Le Point - Publié le 17/12/2014 à 20:26 - Modifié le 18/12/2014 à 06:16

Face à des entrepreneurs étrangers et au patron du Medef, il a appelé les entreprises à la modération salariale pour préserver leurs marges.

Le ministre des Finances Michel Sapin a appelé, ce mercredi, les chefs d'entreprise à ne pas faire évoluer les salaires trop rapidement afin de préserver leurs marges. "Les marges ne se calculent pas seulement avec les prélèvements, il peut aussi y avoir des évolutions sur les salaires", a-t-il déclaré devant des responsables de groupes étrangers et le président de l'organisation patronale Medef, Pierre Gattaz.

"Et, bien entendu, c'est la responsabilité de chaque chef d'entreprise de faire en sorte que les salaires n'augmentent pas considérablement plus que la productivité de cette entreprise, surtout dans des périodes où le taux d'inflation est très faible ou même éventuellement proche de zéro", a-t-il ajouté.

L'écart se creuse entre la productivité et les salaires

Il venait de signifier aux responsables présents que le pacte de responsabilité du gouvernement et les baisses de prélèvements (cotisations et impôts) qu'il prévoit rétablissaient, selon lui, les marges d'avant la crise. "Les 41 milliards, c'est très exactement, comptablement, la différence entre les marges d'aujourd'hui et les marges de 2008", a-t-il lancé. "Mais je ne me préoccupe pas de ce qui ne me préoccupe pas, c'est à vous de prendre ceci en conséquence", a-t-il dit aux dirigeants des filiales d'entreprises étrangères installées en France et à Gattaz assis en face de lui pour la 9e édition des États de la France.

En avril 2013, le Conseil d'analyse économique, organisme composé d'économistes universitaires et de chercheurs de sensibilités diverses, constatait que depuis la crise de 2008 un écart se creuse en France entre la productivité du travail, qui tend à stagner, et les salaires, qui continuent de progresser.

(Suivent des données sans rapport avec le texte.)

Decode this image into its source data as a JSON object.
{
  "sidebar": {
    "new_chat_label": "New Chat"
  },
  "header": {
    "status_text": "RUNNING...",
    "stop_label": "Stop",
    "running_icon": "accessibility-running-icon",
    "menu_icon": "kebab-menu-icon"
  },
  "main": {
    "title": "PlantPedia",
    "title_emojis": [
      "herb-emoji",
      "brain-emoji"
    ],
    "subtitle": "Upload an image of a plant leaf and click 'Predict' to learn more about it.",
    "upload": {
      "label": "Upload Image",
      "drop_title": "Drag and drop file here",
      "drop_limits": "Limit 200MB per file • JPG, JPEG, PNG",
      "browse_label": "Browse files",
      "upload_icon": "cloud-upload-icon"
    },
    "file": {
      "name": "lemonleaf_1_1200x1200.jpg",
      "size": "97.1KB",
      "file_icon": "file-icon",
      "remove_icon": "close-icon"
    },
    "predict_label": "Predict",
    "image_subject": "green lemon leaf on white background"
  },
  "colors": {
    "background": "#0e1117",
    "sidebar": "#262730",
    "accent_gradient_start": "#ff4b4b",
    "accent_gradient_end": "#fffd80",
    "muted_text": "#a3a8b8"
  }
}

Dans le même temps, le chômage a entre 2008 et 2012 augmenté de trois points à 10,6 % de la population active, soulignait-il. L'inflation en France a ralenti en novembre, atteignant le niveau extrêmement bas de 0,3 % sur un an, après 0,5 % en octobre, et a été négative pour la première fois hors effets conjoncturels, a annoncé l'Institut national de la statistique et des études économiques le 11 décembre.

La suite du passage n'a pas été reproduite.